Lou Osborn, Dimitri Zufferey

Die Söldner des Kremls

Wagner und Russlands neue Geheimarmeen
Cover: Die Söldner des Kremls
C.H. Beck Verlag, München 2024
ISBN 9783406814150
Gebunden, 352 Seiten, 26,00 EUR

Klappentext

Aus dem Französischen von Ulla Held und Elsbeth Ranke. Von der Wagner-Gruppe zum Afrikakorps: Russlands unheimliches Söldnerheer Nach dem Tod ihres aufrührerischen Anführers Jewgeni Prigoschin wurde die berüchtigte Wagner-Gruppe den russischen Geheimdiensten unterstellt und umgebaut. Doch die Söldner des Kremls operieren weiterhin verdeckt auf den Schlachtfeldern dieser Welt und begehen Menschenrechtsverbrechen in großem Stil: in der Ukraine, in Afrika und im Mittleren Osten. Lou Osborn und Dimitri Zufferey verfolgen ihre Spuren und kommen zu dem Schluss: Russlands Schattenkrieger sind aktiver denn je. Seit vielen Jahren operieren russische Paramilitärs weltweit im Auftrag des Kremls. Sie sind moderne Söldner, denen in Wladimir Putins Strategie der Destabilisierung des Westens eine zentrale Rolle zukommt. Die Mitglieder des internationalen Recherchekollektivs "All Eyes On Wagner" haben sich seit dem Beginn des russischen Angriffs auf die Ukraine im Februar 2022 auf die Jagd nach Prigoschin und seinen Männern in der ganzen Welt gemacht und deren globale Missionen nach dem Aufstand und Tod des Wagner-Chefs weiter analysiert: Welche Rolle spielen heute die Geheimdienste FSB und GRU bei der Steuerung des russischen Söldnerheers?
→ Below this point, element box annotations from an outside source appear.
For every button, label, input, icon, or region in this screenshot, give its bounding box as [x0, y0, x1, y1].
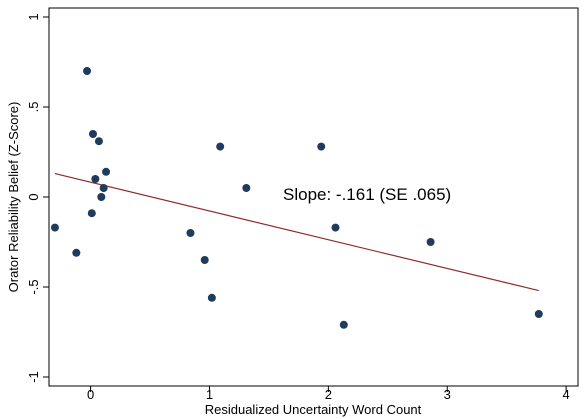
x-tick-label: 1 — [206, 387, 213, 402]
data-points — [50, 67, 543, 329]
y-tick-label: .5 — [26, 102, 41, 113]
data-point — [317, 142, 326, 151]
data-point — [83, 67, 92, 75]
x-tick-label: 2 — [325, 387, 332, 402]
fit-line — [54, 173, 539, 292]
data-point — [87, 209, 96, 218]
data-point — [72, 248, 81, 257]
data-point — [200, 256, 209, 264]
data-point — [91, 175, 100, 183]
x-axis-label: Residualized Uncertainty Word Count — [205, 402, 422, 417]
y-tick-label: 0 — [26, 193, 41, 200]
x-tick-label: 4 — [562, 387, 569, 402]
slope-annotation: Slope: -.161 (SE .065) — [283, 185, 451, 204]
data-point — [97, 193, 106, 201]
x-axis-ticks: 0 1 2 3 4 — [87, 386, 570, 402]
data-point — [186, 229, 195, 237]
data-point — [331, 223, 340, 232]
data-point — [50, 223, 59, 232]
y-axis-label: Orator Reliability Belief (Z-Score) — [6, 102, 21, 293]
x-tick-label: 0 — [87, 387, 94, 402]
data-point — [339, 320, 348, 329]
data-point — [216, 142, 225, 151]
data-point — [99, 184, 108, 192]
y-tick-label: -1 — [26, 371, 41, 383]
data-point — [426, 238, 435, 246]
x-tick-label: 3 — [444, 387, 451, 402]
data-point — [102, 167, 111, 176]
y-tick-label: 1 — [26, 13, 41, 20]
y-axis-ticks: -1 -.5 0 .5 1 — [26, 13, 49, 383]
data-point — [242, 184, 251, 192]
data-point — [534, 310, 543, 318]
data-point — [207, 293, 216, 302]
y-tick-label: -.5 — [26, 279, 41, 294]
data-point — [88, 130, 97, 138]
data-point — [94, 137, 103, 146]
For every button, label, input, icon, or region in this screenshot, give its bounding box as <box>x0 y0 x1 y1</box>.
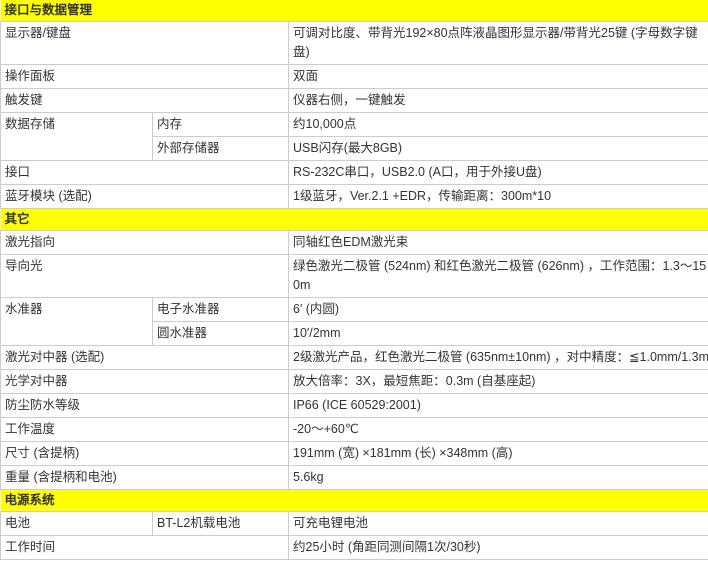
spec-sub-cell: 内存 <box>152 112 289 137</box>
spec-label-cell: 触发键 <box>0 88 289 113</box>
spec-value-cell: 绿色激光二极管 (524nm) 和红色激光二极管 (626nm) ，工作范围：1… <box>287 254 708 298</box>
spec-label-cell: 工作时间 <box>0 535 289 560</box>
spec-value-cell: 6′ (内圆) <box>287 297 708 322</box>
spec-label-cell: 接口 <box>0 160 289 185</box>
spec-value-cell: 可调对比度、带背光192×80点阵液晶图形显示器/带背光25键 (字母数字键盘) <box>287 21 708 65</box>
table-row: 水准器 电子水准器 6′ (内圆) <box>0 297 708 346</box>
section-title: 接口与数据管理 <box>0 0 708 22</box>
section-header-row: 电源系统 <box>0 489 708 512</box>
spec-value-cell: IP66 (ICE 60529:2001) <box>287 393 708 418</box>
spec-value-cell: 同轴红色EDM激光束 <box>287 230 708 255</box>
table-row: 尺寸 (含提柄) 191mm (宽) ×181mm (长) ×348mm (高) <box>0 441 708 466</box>
spec-label-cell: 蓝牙模块 (选配) <box>0 184 289 209</box>
spec-value-cell: 约25小时 (角距同测间隔1次/30秒) <box>287 535 708 560</box>
table-row: 数据存储 内存 约10,000点 <box>0 112 708 161</box>
spec-value-cell: 仪器右侧，一键触发 <box>287 88 708 113</box>
table-row: 操作面板 双面 <box>0 64 708 89</box>
table-row: 电池 BT-L2机载电池 可充电锂电池 <box>0 511 708 536</box>
spec-sub-cell: 电子水准器 <box>152 297 289 322</box>
spec-value-cell: 10′/2mm <box>287 321 708 346</box>
spec-value-cell: 可充电锂电池 <box>287 511 708 536</box>
spec-label-cell: 尺寸 (含提柄) <box>0 441 289 466</box>
spec-label-cell: 显示器/键盘 <box>0 21 289 65</box>
spec-label-cell: 重量 (含提柄和电池) <box>0 465 289 490</box>
spec-sub-cell: 圆水准器 <box>152 321 289 346</box>
section-title: 电源系统 <box>0 489 708 512</box>
table-row: 接口 RS-232C串口，USB2.0 (A口，用于外接U盘) <box>0 160 708 185</box>
spec-label-cell: 激光对中器 (选配) <box>0 345 289 370</box>
table-row: 重量 (含提柄和电池) 5.6kg <box>0 465 708 490</box>
spec-value-cell: -20～+60℃ <box>287 417 708 442</box>
section-header-row: 其它 <box>0 208 708 231</box>
table-row: 激光指向 同轴红色EDM激光束 <box>0 230 708 255</box>
section-title: 其它 <box>0 208 708 231</box>
spec-value-cell: 约10,000点 <box>287 112 708 137</box>
spec-value-cell: 放大倍率：3X，最短焦距：0.3m (自基座起) <box>287 369 708 394</box>
spec-sub-cell: BT-L2机载电池 <box>152 511 289 536</box>
table-row: 激光对中器 (选配) 2级激光产品，红色激光二极管 (635nm±10nm) ，… <box>0 345 708 370</box>
spec-label-cell: 数据存储 <box>0 112 153 161</box>
spec-label-cell: 工作温度 <box>0 417 289 442</box>
spec-value-cell: 2级激光产品，红色激光二极管 (635nm±10nm) ，对中精度：≦1.0mm… <box>287 345 708 370</box>
spec-value-cell: RS-232C串口，USB2.0 (A口，用于外接U盘) <box>287 160 708 185</box>
spec-label-cell: 水准器 <box>0 297 153 346</box>
section-header-row: 接口与数据管理 <box>0 0 708 22</box>
table-row: 触发键 仪器右侧，一键触发 <box>0 88 708 113</box>
table-row: 外部存储器 USB闪存(最大8GB) <box>1 136 708 161</box>
spec-value-cell: 1级蓝牙，Ver.2.1 +EDR，传输距离：300m*10 <box>287 184 708 209</box>
table-row: 显示器/键盘 可调对比度、带背光192×80点阵液晶图形显示器/带背光25键 (… <box>0 21 708 65</box>
spec-value-cell: 5.6kg <box>287 465 708 490</box>
table-row: 防尘防水等级 IP66 (ICE 60529:2001) <box>0 393 708 418</box>
table-row: 工作温度 -20～+60℃ <box>0 417 708 442</box>
table-row: 导向光 绿色激光二极管 (524nm) 和红色激光二极管 (626nm) ，工作… <box>0 254 708 298</box>
spec-label-cell: 防尘防水等级 <box>0 393 289 418</box>
spec-label-cell: 导向光 <box>0 254 289 298</box>
table-row: 蓝牙模块 (选配) 1级蓝牙，Ver.2.1 +EDR，传输距离：300m*10 <box>0 184 708 209</box>
spec-label-cell: 激光指向 <box>0 230 289 255</box>
table-row: 光学对中器 放大倍率：3X，最短焦距：0.3m (自基座起) <box>0 369 708 394</box>
spec-value-cell: USB闪存(最大8GB) <box>287 136 708 161</box>
spec-sub-cell: 外部存储器 <box>152 136 289 161</box>
spec-label-cell: 电池 <box>0 511 153 536</box>
spec-value-cell: 191mm (宽) ×181mm (长) ×348mm (高) <box>287 441 708 466</box>
spec-label-cell: 光学对中器 <box>0 369 289 394</box>
spec-label-cell: 操作面板 <box>0 64 289 89</box>
spec-value-cell: 双面 <box>287 64 708 89</box>
table-row: 工作时间 约25小时 (角距同测间隔1次/30秒) <box>0 535 708 560</box>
Um zu verstehen, warum Russlands Schattenkrieger für Putin und seine Getreuen weiter so wichtig sind, gehen die Autoren auch bis zu den Ursprüngen der Wagner-Gruppe zurück, um deren Ideologie, Methoden und unübersichtliche Strukturen aufzudecken.
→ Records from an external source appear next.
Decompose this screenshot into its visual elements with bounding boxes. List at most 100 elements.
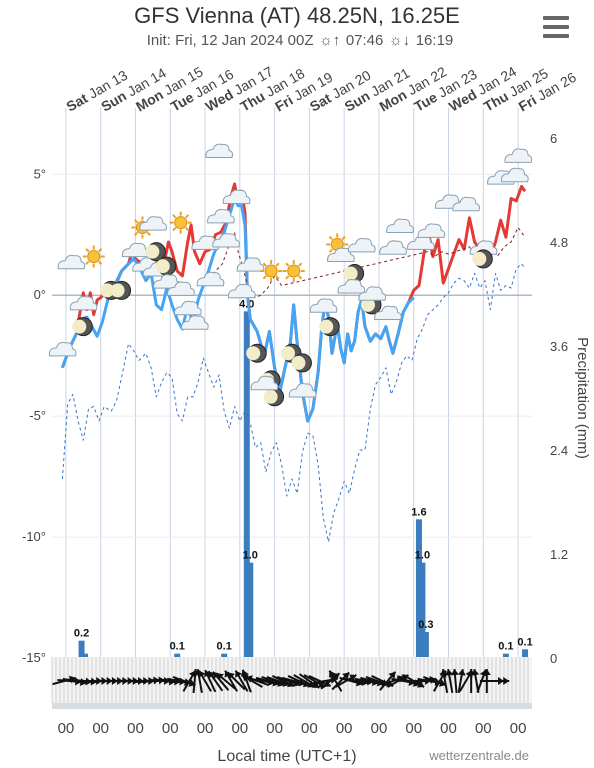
wind-arrow-head xyxy=(198,670,206,678)
sun-icon xyxy=(82,245,105,268)
precip-bar xyxy=(78,640,85,658)
cloud-icon xyxy=(504,148,533,163)
precip-bar-label: 1.0 xyxy=(243,550,258,562)
x-bottom-tick: 00 xyxy=(405,720,422,737)
moon-icon xyxy=(72,317,93,337)
wind-arrow-head xyxy=(245,675,253,683)
cloud-icon xyxy=(48,341,77,357)
moon-icon xyxy=(145,242,166,262)
x-bottom-tick: 00 xyxy=(475,720,492,737)
x-axis-label: Local time (UTC+1) xyxy=(217,748,356,765)
cloud-icon xyxy=(236,257,265,272)
wind-arrow-head xyxy=(388,671,396,679)
wind-arrow-head xyxy=(349,674,357,682)
wind-arrow-head xyxy=(330,676,337,684)
x-bottom-tick: 00 xyxy=(92,720,109,737)
wind-arrow-head xyxy=(332,673,340,681)
init-subtitle: Init: Fri, 12 Jan 2024 00Z ☼↑ 07:46 ☼↓ 1… xyxy=(60,32,540,49)
wind-arrow-head xyxy=(457,669,466,676)
cloud-icon xyxy=(501,167,529,183)
y-right-tick: 2.4 xyxy=(550,443,568,458)
cloud-icon xyxy=(69,295,98,311)
wind-arrow-head xyxy=(471,669,480,676)
y-right-tick: 0 xyxy=(550,651,557,666)
wind-arrow-head xyxy=(482,668,491,675)
wind-arrow-head xyxy=(450,669,459,676)
temperature-series-line xyxy=(60,197,415,423)
cloud-icon xyxy=(181,315,209,330)
y-right-tick: 3.6 xyxy=(550,339,568,354)
cloud-icon xyxy=(174,300,202,316)
x-bottom-tick: 00 xyxy=(231,720,248,737)
credit-label: wetterzentrale.de xyxy=(428,748,529,763)
precip-bar xyxy=(247,562,254,658)
precip-bar xyxy=(522,649,529,658)
x-bottom-tick: 00 xyxy=(336,720,353,737)
wind-arrow-head xyxy=(438,679,446,687)
y-right-tick: 1.2 xyxy=(550,547,568,562)
sun-icon xyxy=(282,260,305,283)
hamburger-menu-icon[interactable] xyxy=(543,16,569,38)
cloud-icon xyxy=(222,189,251,204)
cloud-icon xyxy=(337,279,366,294)
wind-arrow-head xyxy=(204,670,212,678)
cloud-icon xyxy=(212,233,240,248)
wind-arrow-head xyxy=(216,673,224,681)
sun-icon xyxy=(169,211,192,234)
cloud-icon xyxy=(452,196,480,212)
moon-icon xyxy=(155,256,177,276)
wind-arrow-head xyxy=(208,671,216,679)
cloud-icon xyxy=(358,286,387,301)
precip-bar-label: 0.1 xyxy=(170,641,185,653)
wind-arrow-head xyxy=(307,680,315,688)
wind-arrow-head xyxy=(312,681,320,688)
init-label: Init: Fri, 12 Jan 2024 00Z xyxy=(146,32,314,49)
sunset-time: 16:19 xyxy=(415,32,454,49)
cloud-icon xyxy=(196,271,225,287)
cloud-icon xyxy=(288,383,317,398)
x-bottom-tick: 00 xyxy=(371,720,388,737)
cloud-icon xyxy=(417,223,446,238)
wind-arrow-head xyxy=(227,672,235,680)
sun-icon xyxy=(260,260,283,283)
cloud-icon xyxy=(139,216,167,231)
wind-arrow-head xyxy=(445,669,454,676)
precip-bar-label: 1.6 xyxy=(411,506,426,518)
precip-bar-label: 1.0 xyxy=(415,550,430,562)
precip-bar-label: 0.1 xyxy=(498,641,513,653)
cloud-icon xyxy=(205,143,234,159)
y-right-tick: 4.8 xyxy=(550,235,568,250)
wind-arrow-head xyxy=(277,679,285,687)
wind-arrow-head xyxy=(440,669,448,676)
wind-arrow-head xyxy=(292,679,300,687)
moon-icon xyxy=(110,280,132,300)
cloud-icon xyxy=(386,218,414,233)
temperature-series-line xyxy=(60,182,527,423)
sunrise-time: 07:46 xyxy=(345,32,384,49)
cloud-icon xyxy=(347,237,376,253)
sunset-icon: ☼↓ xyxy=(388,32,411,49)
cloud-icon xyxy=(250,375,279,391)
cloud-icon xyxy=(327,247,355,263)
cloud-icon xyxy=(469,240,498,255)
x-bottom-tick: 00 xyxy=(127,720,144,737)
wind-arrow-head xyxy=(235,670,243,678)
y-left-tick: 5° xyxy=(34,166,46,181)
precip-bar xyxy=(422,632,429,658)
cloud-icon xyxy=(121,242,150,258)
y-left-tick: 0° xyxy=(34,287,46,302)
precip-bar-label: 0.1 xyxy=(217,641,232,653)
precip-bar-label: 0.2 xyxy=(74,628,89,640)
x-bottom-tick: 00 xyxy=(301,720,318,737)
cloud-icon xyxy=(379,240,407,255)
precip-bar-label: 0.3 xyxy=(418,619,433,631)
wind-arrow-head xyxy=(329,670,336,678)
cloud-icon xyxy=(207,208,235,224)
precip-bar xyxy=(415,519,422,658)
wind-arrow-head xyxy=(302,679,310,688)
wind-strip-base xyxy=(52,703,532,709)
y-left-tick: -15° xyxy=(22,650,46,665)
cloud-icon xyxy=(227,283,256,299)
moon-icon xyxy=(263,387,285,407)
Rezensionsnotiz zu Neue Zürcher Zeitung, 27.01.2025

"Was bleibt von Wagner?", hat sich Rezensent Thomas Speckmann gefragt und die Antwort in dem Buch gefunden, das die beiden Journalisten Lou Osborn und Dimitri Zufferey geschrieben haben. Nach dem Tod des Chefs Jewgeni Prigoschin im August 2023 bildet sich zunehmend eine Art zweite Generation aus, auch wenn ihr genauer Aufbau weiter unbekannt bleibt, aber es zeigt sich in den Informationen, die Osborn und Zufferey konsultiert haben, dass die Söldnertruppe in Afrika sehr aktiv ist, unter anderem unter dem Namen Africa Corps. Es geht darum, so Speckmann, den russischen Einfluss in Afrika groß zu halten, aber auch, mit der Aufsplittung von Wagner in verschiedene kleinere Abteilungen zu verhindern, dass einer ihrer Anführer Putin gefährlich wird. Die "Geheimarmeen Putins" erscheinen für den Kritiker dank des Buches als wohl eines der erfolgreichsten Projekte Russlands, wie er schließt.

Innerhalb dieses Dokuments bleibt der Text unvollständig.